Advertising And User-Targeting Network Lookery Heads To The Deadpool

Lookery, a startup that focuses on collecting demographic data about users and sites around the web and then selling this information to ad networks to target users, is heading to the deadpool. In a blog post, Lookery’s CEO Scott Rafer confirmed that the startup will be shutting its doors after launching in 2007.
Lookery initially started as an ad network for social applications on Facebook, and quickly encountered the troubles of making money off ads on social networks. Lookery ran a promotion for advertisers, offering a guarantee of 12.5 cents per thousand ad impressions (CPMs) in January of 2008. Lookery also made a bold play for ads on traffic from European markets, guaranteeing 25 cents per thousand impressions per advert from European traffic.

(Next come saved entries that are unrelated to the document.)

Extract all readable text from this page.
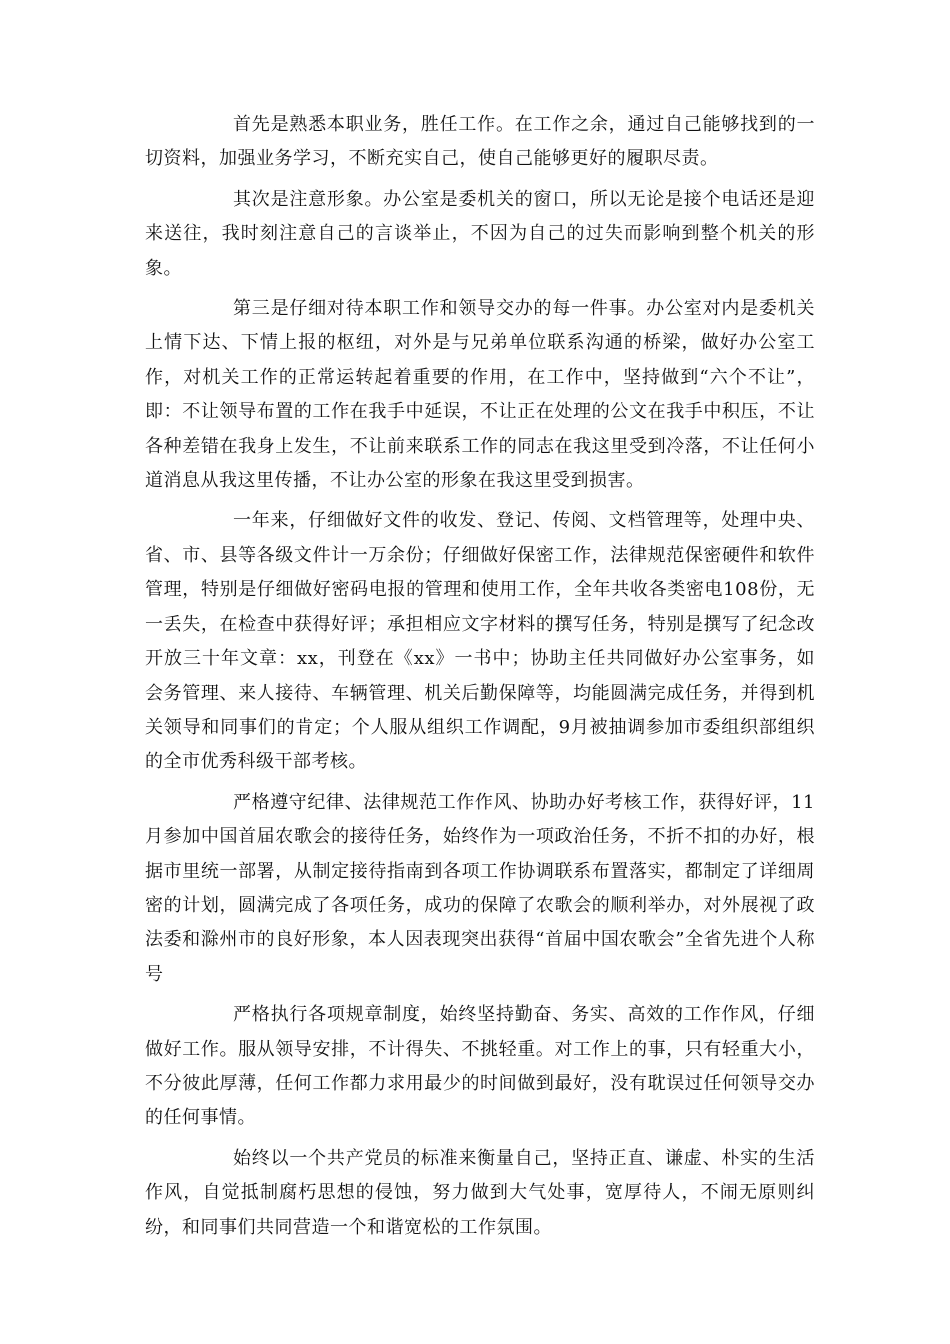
首先是熟悉本职业务，胜任工作。在工作之余，通过自己能够找到的一切资料，加强业务学习，不断充实自己，使自己能够更好的履职尽责。

其次是注意形象。办公室是委机关的窗口，所以无论是接个电话还是迎来送往，我时刻注意自己的言谈举止，不因为自己的过失而影响到整个机关的形象。

第三是仔细对待本职工作和领导交办的每一件事。办公室对内是委机关上情下达、下情上报的枢纽，对外是与兄弟单位联系沟通的桥梁，做好办公室工作，对机关工作的正常运转起着重要的作用，在工作中，坚持做到“六个不让”，即：不让领导布置的工作在我手中延误，不让正在处理的公文在我手中积压，不让各种差错在我身上发生，不让前来联系工作的同志在我这里受到冷落，不让任何小道消息从我这里传播，不让办公室的形象在我这里受到损害。

一年来，仔细做好文件的收发、登记、传阅、文档管理等，处理中央、省、市、县等各级文件计一万余份；仔细做好保密工作，法律规范保密硬件和软件管理，特别是仔细做好密码电报的管理和使用工作，全年共收各类密电108份，无一丢失，在检查中获得好评；承担相应文字材料的撰写任务，特别是撰写了纪念改开放三十年文章：xx，刊登在《xx》一书中；协助主任共同做好办公室事务，如会务管理、来人接待、车辆管理、机关后勤保障等，均能圆满完成任务，并得到机关领导和同事们的肯定；个人服从组织工作调配，9月被抽调参加市委组织部组织的全市优秀科级干部考核。

严格遵守纪律、法律规范工作作风、协助办好考核工作，获得好评，11月参加中国首届农歌会的接待任务，始终作为一项政治任务，不折不扣的办好，根据市里统一部署，从制定接待指南到各项工作协调联系布置落实，都制定了详细周密的计划，圆满完成了各项任务，成功的保障了农歌会的顺利举办，对外展视了政法委和滁州市的良好形象，本人因表现突出获得“首届中国农歌会”全省先进个人称号

严格执行各项规章制度，始终坚持勤奋、务实、高效的工作作风，仔细做好工作。服从领导安排，不计得失、不挑轻重。对工作上的事，只有轻重大小，不分彼此厚薄，任何工作都力求用最少的时间做到最好，没有耽误过任何领导交办的任何事情。

始终以一个共产党员的标准来衡量自己，坚持正直、谦虚、朴实的生活作风，自觉抵制腐朽思想的侵蚀，努力做到大气处事，宽厚待人，不闹无原则纠纷，和同事们共同营造一个和谐宽松的工作氛围。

But things clearly weren’t working out — by July, Lookery was downgrading its guarantee offering 7.5 cents per ad impression, cutting its rates nearly in half.

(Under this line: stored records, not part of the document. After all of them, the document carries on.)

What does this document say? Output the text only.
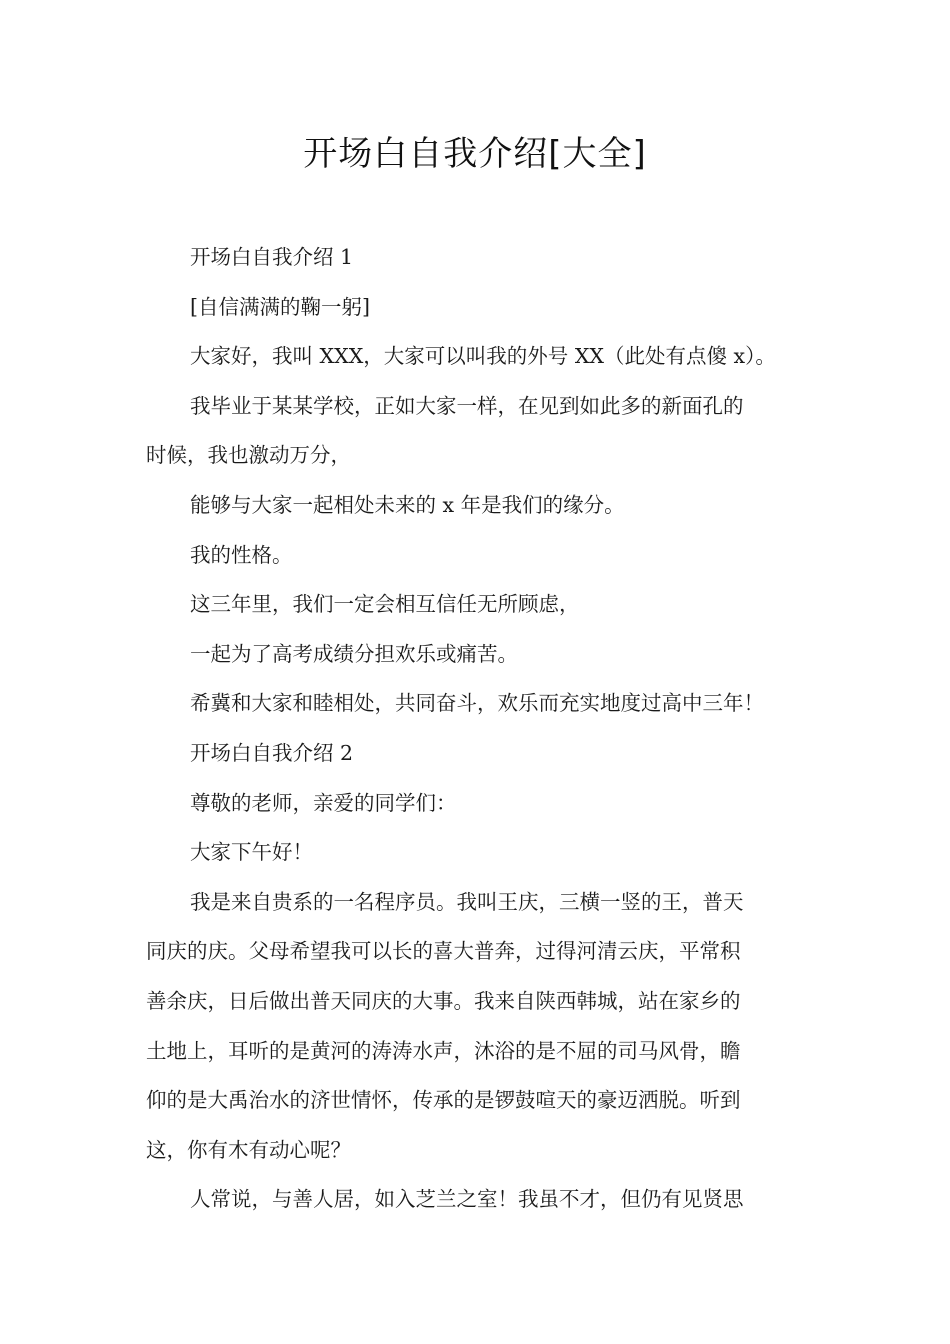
开场白自我介绍[大全]

开场白自我介绍 1

[自信满满的鞠一躬]

大家好，我叫 XXX，大家可以叫我的外号 XX（此处有点傻 x）。

我毕业于某某学校，正如大家一样，在见到如此多的新面孔的
时候，我也激动万分，

能够与大家一起相处未来的 x 年是我们的缘分。

我的性格。

这三年里，我们一定会相互信任无所顾虑，

一起为了高考成绩分担欢乐或痛苦。

希冀和大家和睦相处，共同奋斗，欢乐而充实地度过高中三年！

开场白自我介绍 2

尊敬的老师，亲爱的同学们：

大家下午好！

我是来自贵系的一名程序员。我叫王庆，三横一竖的王，普天
同庆的庆。父母希望我可以长的喜大普奔，过得河清云庆，平常积
善余庆，日后做出普天同庆的大事。我来自陕西韩城，站在家乡的
土地上，耳听的是黄河的涛涛水声，沐浴的是不屈的司马风骨，瞻
仰的是大禹治水的济世情怀，传承的是锣鼓喧天的豪迈洒脱。听到
这，你有木有动心呢？

人常说，与善人居，如入芝兰之室！我虽不才，但仍有见贤思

Although the network served around three billion ad impressions per month, Lookery sold its ad serving business to online advertising network Adknowledge in November of 2008. By that time, Lookery had already branched out into collecting anonymous demographic data from websites and providing this info to advertisers, social networks, dating sites, ISPs, and e-commerce sites.
Lookery raised $3.15 million in angel funding over the past two years, from notable investors and VCs including Charles River Ventures and former FCC Chairman Reed Hundt. And the startup managed to raise a round of funding last September, during tough economic conditions. But in his blog post, Rafer wrote that one of the startup’s downfalls was its original dependence on the Facebook platform. Rafer also mentioned that Facebook’s Summer 2008 redesign had a negative effect on the ad network going on to say that in retrospect, he should have sold the ad network much earlier than November.
Lookery has been added to the deadpool.